La révélation des liens entre son fils Flávio, qui a été élu sénateur lors des dernières élections, et les paramilitaires a semé un certain trouble chez le nouveau président brésilien. D’autant plus qu’elle s’ajoute à des accusations sérieuses et étayées de corruption contre Flávio.
Interpellé par la presse, Flávio Bolsonaro a affirmé qu’il n’était pas au courant des suspicions qui pesaient contre Adriano da Nobrega lorsqu’il lui avait rendu hommage. Il a aussi « condamné » les activités des milices à Rio de Janeiro et affirmé qu’il ne renoncerait pas à sa charge de sénateur – qu’il endossera le 1er février [4].

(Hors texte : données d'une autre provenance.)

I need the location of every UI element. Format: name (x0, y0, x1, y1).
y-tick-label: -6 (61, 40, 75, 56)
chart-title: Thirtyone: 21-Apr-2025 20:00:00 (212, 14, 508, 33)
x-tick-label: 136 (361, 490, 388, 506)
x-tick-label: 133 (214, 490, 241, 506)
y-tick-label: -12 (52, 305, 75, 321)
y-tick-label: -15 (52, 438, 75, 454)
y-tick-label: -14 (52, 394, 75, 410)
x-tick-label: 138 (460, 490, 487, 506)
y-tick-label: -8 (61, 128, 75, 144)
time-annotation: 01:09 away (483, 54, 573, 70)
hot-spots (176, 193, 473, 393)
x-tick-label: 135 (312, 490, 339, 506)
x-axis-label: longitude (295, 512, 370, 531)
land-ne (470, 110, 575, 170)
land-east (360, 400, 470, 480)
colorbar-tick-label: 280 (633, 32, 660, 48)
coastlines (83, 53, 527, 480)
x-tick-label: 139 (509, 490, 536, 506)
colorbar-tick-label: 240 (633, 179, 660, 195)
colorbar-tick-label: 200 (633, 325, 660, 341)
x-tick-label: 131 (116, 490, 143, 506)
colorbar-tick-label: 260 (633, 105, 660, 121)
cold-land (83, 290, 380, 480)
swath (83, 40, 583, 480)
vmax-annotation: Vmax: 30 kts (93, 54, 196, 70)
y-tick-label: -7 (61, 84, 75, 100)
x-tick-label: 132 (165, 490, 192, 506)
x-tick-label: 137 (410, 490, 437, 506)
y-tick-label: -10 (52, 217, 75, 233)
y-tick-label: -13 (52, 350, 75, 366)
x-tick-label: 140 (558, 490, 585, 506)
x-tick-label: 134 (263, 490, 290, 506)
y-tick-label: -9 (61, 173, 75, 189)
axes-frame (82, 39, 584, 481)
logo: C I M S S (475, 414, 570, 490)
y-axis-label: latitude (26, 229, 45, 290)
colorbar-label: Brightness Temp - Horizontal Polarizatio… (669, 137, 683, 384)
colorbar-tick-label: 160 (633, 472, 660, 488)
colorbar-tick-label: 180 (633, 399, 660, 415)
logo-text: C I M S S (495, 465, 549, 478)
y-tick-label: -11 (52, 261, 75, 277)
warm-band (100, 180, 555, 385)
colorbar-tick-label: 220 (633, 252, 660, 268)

Circulez, Ueli n’a rien à voir. Le « président » – sans cornes ou avec ? – de la Confédération suisse, Ueli Maurer, a rencontré M. Bolsonaro le 23 janvier à Davos. Très discret sur cette entrevue, il a cependant glissé que sont rôle n’est pas de « critiquer les autres pays » [5]. Bien entendu. Grand patriote, le président UDC a certainement à cœur de favoriser les entreprises suisses alléchées par le vaste programme de privatisations annoncé par l’ultralibéral ministre brésilien de l’économie, Paulo Guedes. Et on tendra vainement l’oreille pour tenter d’entendre une once de critique du côté de ses collègues « socialistes », Alain Berset et Simonetta Sommaruga.